Overall, primary schools are less likely to have a dedicated library space than secondary schools, and in many cases, libraries are being used as classrooms or meeting rooms rather than for their original purpose.

The survey shows discrepancies between rich and poor. In fact, 91 per cent of schools that have between none and nine per cent of pupils eligible for free schools meals have a library area. This drops to 81 per cent among schools where 25 per cent to 49 per cent are eligible for free dinners, and to 56 per cent where half or more pupils are eligible. Only 12 schools in this final category took part in the survey.

A breakdown of the data also shows that schools in England were most likely to have a library, at 90 per cent, dropping to 67 per cent in Wales and 57 per cent in Northern Ireland.

The study added that research has consistently shown the benefits of having a library at a school include improving reading and writing skills, more enjoyment of reading and improving general academic achievement.

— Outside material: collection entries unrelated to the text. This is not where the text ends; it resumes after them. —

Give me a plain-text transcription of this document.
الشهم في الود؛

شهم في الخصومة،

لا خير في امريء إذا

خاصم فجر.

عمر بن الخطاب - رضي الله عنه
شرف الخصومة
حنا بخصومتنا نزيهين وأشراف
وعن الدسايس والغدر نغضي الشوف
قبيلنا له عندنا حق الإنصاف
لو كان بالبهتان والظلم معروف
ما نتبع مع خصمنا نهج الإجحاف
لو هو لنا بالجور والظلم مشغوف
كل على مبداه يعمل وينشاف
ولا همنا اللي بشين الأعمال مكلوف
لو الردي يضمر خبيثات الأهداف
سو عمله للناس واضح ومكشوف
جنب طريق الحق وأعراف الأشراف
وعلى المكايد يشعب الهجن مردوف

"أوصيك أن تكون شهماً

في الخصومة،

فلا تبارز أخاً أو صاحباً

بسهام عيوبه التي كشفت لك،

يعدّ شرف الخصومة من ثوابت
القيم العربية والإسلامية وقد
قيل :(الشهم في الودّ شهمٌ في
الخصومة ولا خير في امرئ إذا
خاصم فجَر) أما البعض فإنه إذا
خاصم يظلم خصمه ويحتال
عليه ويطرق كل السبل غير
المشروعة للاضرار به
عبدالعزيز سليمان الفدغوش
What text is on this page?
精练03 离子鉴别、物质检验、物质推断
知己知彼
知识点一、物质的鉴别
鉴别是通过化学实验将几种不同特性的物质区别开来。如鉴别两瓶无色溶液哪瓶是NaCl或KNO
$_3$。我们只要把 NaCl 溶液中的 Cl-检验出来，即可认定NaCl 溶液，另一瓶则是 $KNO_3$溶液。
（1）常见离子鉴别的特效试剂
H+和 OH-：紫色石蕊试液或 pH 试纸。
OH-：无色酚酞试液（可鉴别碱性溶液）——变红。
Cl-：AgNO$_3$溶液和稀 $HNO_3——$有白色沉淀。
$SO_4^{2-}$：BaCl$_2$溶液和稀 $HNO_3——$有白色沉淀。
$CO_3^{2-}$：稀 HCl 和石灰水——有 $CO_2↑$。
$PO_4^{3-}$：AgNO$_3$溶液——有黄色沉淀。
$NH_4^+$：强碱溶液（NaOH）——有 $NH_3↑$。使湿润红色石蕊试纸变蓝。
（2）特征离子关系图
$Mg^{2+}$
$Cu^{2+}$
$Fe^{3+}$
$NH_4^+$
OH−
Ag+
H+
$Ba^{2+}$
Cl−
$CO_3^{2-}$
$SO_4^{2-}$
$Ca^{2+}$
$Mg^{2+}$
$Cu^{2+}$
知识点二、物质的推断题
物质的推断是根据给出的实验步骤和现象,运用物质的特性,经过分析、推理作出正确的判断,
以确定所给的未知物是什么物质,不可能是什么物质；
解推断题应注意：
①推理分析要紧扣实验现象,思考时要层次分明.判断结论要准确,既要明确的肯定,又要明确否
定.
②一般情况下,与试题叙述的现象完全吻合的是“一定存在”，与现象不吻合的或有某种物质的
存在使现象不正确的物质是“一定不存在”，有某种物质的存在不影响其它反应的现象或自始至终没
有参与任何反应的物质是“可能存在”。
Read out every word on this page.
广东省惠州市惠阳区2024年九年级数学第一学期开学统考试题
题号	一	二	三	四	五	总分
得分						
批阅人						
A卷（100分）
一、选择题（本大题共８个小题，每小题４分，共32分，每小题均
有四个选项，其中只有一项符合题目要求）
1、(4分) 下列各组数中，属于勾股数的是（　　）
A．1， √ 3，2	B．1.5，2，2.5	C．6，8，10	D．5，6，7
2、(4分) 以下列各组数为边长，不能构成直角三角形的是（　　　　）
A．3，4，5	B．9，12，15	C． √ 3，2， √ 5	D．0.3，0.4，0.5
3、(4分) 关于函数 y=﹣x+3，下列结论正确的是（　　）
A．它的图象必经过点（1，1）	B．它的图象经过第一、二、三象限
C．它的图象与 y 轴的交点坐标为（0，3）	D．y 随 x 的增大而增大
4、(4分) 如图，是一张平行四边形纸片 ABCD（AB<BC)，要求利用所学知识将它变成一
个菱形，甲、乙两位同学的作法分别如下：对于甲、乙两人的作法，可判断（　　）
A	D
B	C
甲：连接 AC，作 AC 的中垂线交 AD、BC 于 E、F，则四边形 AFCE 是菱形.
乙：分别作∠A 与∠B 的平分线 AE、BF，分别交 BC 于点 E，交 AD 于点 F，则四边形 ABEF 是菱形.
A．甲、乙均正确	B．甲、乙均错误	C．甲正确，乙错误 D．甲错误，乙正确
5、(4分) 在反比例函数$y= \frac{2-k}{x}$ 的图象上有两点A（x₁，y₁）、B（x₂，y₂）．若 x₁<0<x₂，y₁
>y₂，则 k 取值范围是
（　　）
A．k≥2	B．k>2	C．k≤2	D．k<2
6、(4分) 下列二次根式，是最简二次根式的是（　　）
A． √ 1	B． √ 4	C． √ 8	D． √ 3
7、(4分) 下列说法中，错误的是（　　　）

Nick Poole, chief executive of CILIP, said: “We welcome this landmark report as the first comprehensive picture of the state of play in our school libraries. On the one hand, it is a testament to the head teachers, teachers, governors and librarians that value and promote the importance of school libraries for learners and their school.

“On the other hand, the research paints a picture of inequality of access and opportunity and insecure employment that we cannot accept. The findings highlight the urgency of securing national school library strategies and investment in England, Wales and Northern Ireland, drawing on the example of Scotland.”

Angela Rayner, Shadow Education Secretary, said: “These figures show the consequences of cuts the Tories have imposed on our schools. Even worse, it is clear that the highest price is being paid by those who most need the extra help.”